Bloomberg'in haberine göre, bu devralma işleminin önemli bir kısmı JPMorgan Chase & Co. tarafından sağlanan 20 milyar dolarlık borçla finanse ediliyor. Bu rakam, bir şirket devralması için bugüne kadar kaydedilen en büyük borç taahhüdü olma özelliği taşıyor. Borcun EA'nin bilançosuna kaydedilecek olması, şirketin finansal yükünü daha da artıracak.
Bu durum, EA çalışanları için endişe verici. Özellikle Dragon Age: The Veilguard ile beklenen mali başarıyı yakalayamayan BioWare stüdyosunun, maliyet düşürme önlemleri kapsamında risk altında olabileceği düşünülüyor. Daha önce de bazı işten çıkarmalar yaşayan BioWare'in mevcut çalışan sayısının 100'ün altında kaldığı biliniyor. Umutlar, stüdyonun bir sonraki Mass Effect oyunuyla son bir fırsat yakalamasına bağlanıyor.

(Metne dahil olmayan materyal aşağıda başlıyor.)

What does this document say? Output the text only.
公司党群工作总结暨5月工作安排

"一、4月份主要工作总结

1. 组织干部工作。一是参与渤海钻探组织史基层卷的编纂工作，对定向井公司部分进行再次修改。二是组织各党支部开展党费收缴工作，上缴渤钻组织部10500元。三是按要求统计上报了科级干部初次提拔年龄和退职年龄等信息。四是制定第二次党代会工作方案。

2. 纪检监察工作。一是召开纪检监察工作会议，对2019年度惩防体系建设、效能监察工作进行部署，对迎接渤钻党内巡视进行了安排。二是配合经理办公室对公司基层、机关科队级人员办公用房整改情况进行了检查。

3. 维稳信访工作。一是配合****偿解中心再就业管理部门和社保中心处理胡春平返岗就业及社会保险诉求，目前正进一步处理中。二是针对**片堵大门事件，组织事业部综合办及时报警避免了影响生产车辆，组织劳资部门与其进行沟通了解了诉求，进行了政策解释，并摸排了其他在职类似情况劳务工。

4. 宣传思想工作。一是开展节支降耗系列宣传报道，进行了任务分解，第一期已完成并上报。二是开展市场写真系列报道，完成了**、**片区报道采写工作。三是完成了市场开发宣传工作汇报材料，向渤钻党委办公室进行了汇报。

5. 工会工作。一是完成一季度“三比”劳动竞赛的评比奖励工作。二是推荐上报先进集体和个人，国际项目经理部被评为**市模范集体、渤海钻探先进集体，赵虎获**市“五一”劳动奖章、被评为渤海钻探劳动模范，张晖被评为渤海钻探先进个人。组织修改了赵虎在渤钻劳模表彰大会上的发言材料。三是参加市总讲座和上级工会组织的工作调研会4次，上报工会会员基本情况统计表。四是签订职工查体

Oyun analizi firması SuperData'nın eski CEO'su Joost van Dreunen, EA'nin devralma anlaşmasını değerlendirirken, bu işlemin oyun sektöründeki ikinci en büyük anlaşma (Microsoft'un Activision Blizzard'ı devralmasının ardından) ve tüm zamanların en büyük şirket devralması olduğunu vurguluyor. Suudi Arabistan'ın PIF fonunun zaten EA hisselerinin yaklaşık %10'una sahip olması, anlaşmayı kendileri için daha az maliyetli hale getirmiş. Van Dreunen'a göre PIF'in stratejisi, pazar hakimiyeti kurmak için büyük miktarda para harcamak ve bu kaynaklarla başarılı olma potansiyellerinin yüksek olduğu belirtiliyor.

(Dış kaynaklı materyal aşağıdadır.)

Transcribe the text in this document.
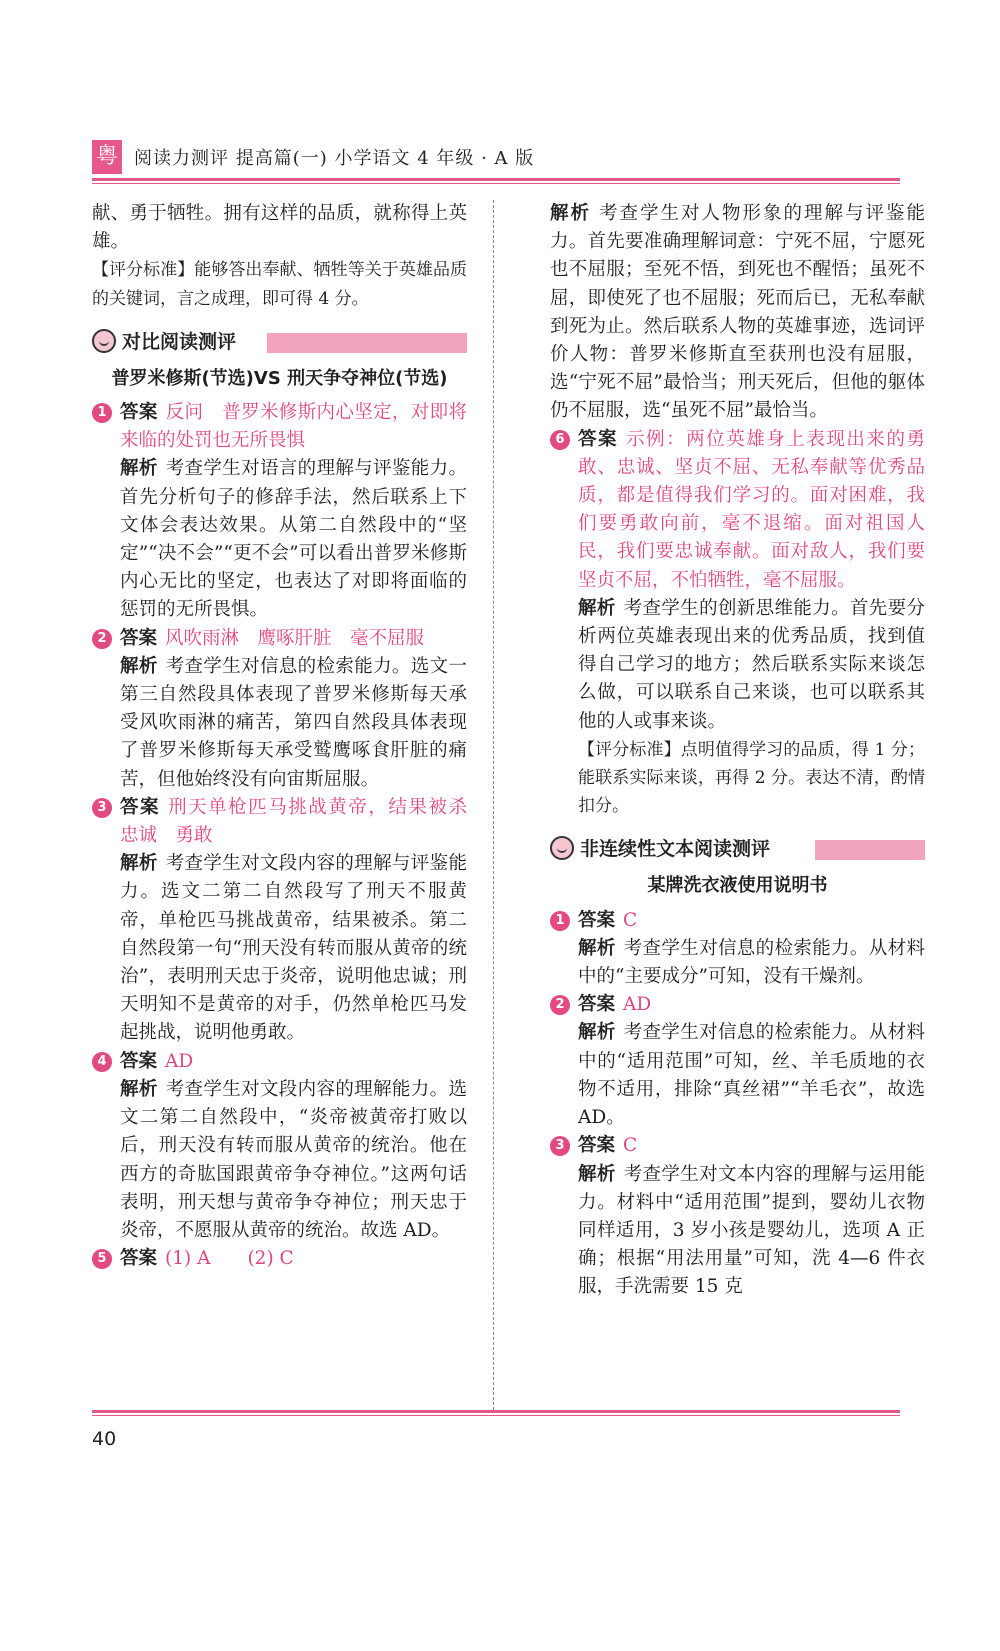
粤 阅读力测评 提高篇(一) 小学语文 4 年级 · A 版

献、勇于牺牲。拥有这样的品质，就称得上英雄。

【评分标准】能够答出奉献、牺牲等关于英雄品质的关键词，言之成理，即可得 4 分。

对比阅读测评
普罗米修斯(节选)VS 刑天争夺神位(节选)
1 答案 反问　普罗米修斯内心坚定，对即将来临的处罚也无所畏惧

解析 考查学生对语言的理解与评鉴能力。首先分析句子的修辞手法，然后联系上下文体会表达效果。从第二自然段中的“坚定”“决不会”“更不会”可以看出普罗米修斯内心无比的坚定，也表达了对即将面临的惩罚的无所畏惧。

2 答案 风吹雨淋　鹰啄肝脏　毫不屈服

解析 考查学生对信息的检索能力。选文一第三自然段具体表现了普罗米修斯每天承受风吹雨淋的痛苦，第四自然段具体表现了普罗米修斯每天承受鹫鹰啄食肝脏的痛苦，但他始终没有向宙斯屈服。

3 答案 刑天单枪匹马挑战黄帝，结果被杀　忠诚　勇敢

解析 考查学生对文段内容的理解与评鉴能力。选文二第二自然段写了刑天不服黄帝，单枪匹马挑战黄帝，结果被杀。第二自然段第一句“刑天没有转而服从黄帝的统治”，表明刑天忠于炎帝，说明他忠诚；刑天明知不是黄帝的对手，仍然单枪匹马发起挑战，说明他勇敢。

4 答案 AD

解析 考查学生对文段内容的理解能力。选文二第二自然段中，“炎帝被黄帝打败以后，刑天没有转而服从黄帝的统治。他在西方的奇肱国跟黄帝争夺神位。”这两句话表明，刑天想与黄帝争夺神位；刑天忠于炎帝，不愿服从黄帝的统治。故选 AD。

5 答案 (1) A　　(2) C

解析 考查学生对人物形象的理解与评鉴能力。首先要准确理解词意：宁死不屈，宁愿死也不屈服；至死不悟，到死也不醒悟；虽死不屈，即使死了也不屈服；死而后已，无私奉献到死为止。然后联系人物的英雄事迹，选词评价人物：普罗米修斯直至获刑也没有屈服，选“宁死不屈”最恰当；刑天死后，但他的躯体仍不屈服，选“虽死不屈”最恰当。

6 答案 示例：两位英雄身上表现出来的勇敢、忠诚、坚贞不屈、无私奉献等优秀品质，都是值得我们学习的。面对困难，我们要勇敢向前，毫不退缩。面对祖国人民，我们要忠诚奉献。面对敌人，我们要坚贞不屈，不怕牺牲，毫不屈服。

解析 考查学生的创新思维能力。首先要分析两位英雄表现出来的优秀品质，找到值得自己学习的地方；然后联系实际来谈怎么做，可以联系自己来谈，也可以联系其他的人或事来谈。

【评分标准】点明值得学习的品质，得 1 分；能联系实际来谈，再得 2 分。表达不清，酌情扣分。

非连续性文本阅读测评
某牌洗衣液使用说明书
1 答案 C

解析 考查学生对信息的检索能力。从材料中的“主要成分”可知，没有干燥剂。

2 答案 AD

解析 考查学生对信息的检索能力。从材料中的“适用范围”可知，丝、羊毛质地的衣物不适用，排除“真丝裙”“羊毛衣”，故选 AD。

3 答案 C

解析 考查学生对文本内容的理解与运用能力。材料中“适用范围”提到，婴幼儿衣物同样适用，3 岁小孩是婴幼儿，选项 A 正确；根据“用法用量”可知，洗 4—6 件衣服，手洗需要 15 克

40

Van Dreunen ayrıca, halka açık şirketlere kıyasla özel şirketlerin piyasa baskısına karşı daha dirençli olabileceğini ve yeni sahiplerin kısa vadeli kârlar yerine uzun vadeli bakış açısını benimseyebileceğini öne sürüyor. Ancak, konsorsiyumda Silver Lake ve Affinity Partners gibi farklı yatırım anlayışlarına sahip şirketlerin de bulunması, bu stratejinin işleyişini etkileyebilir.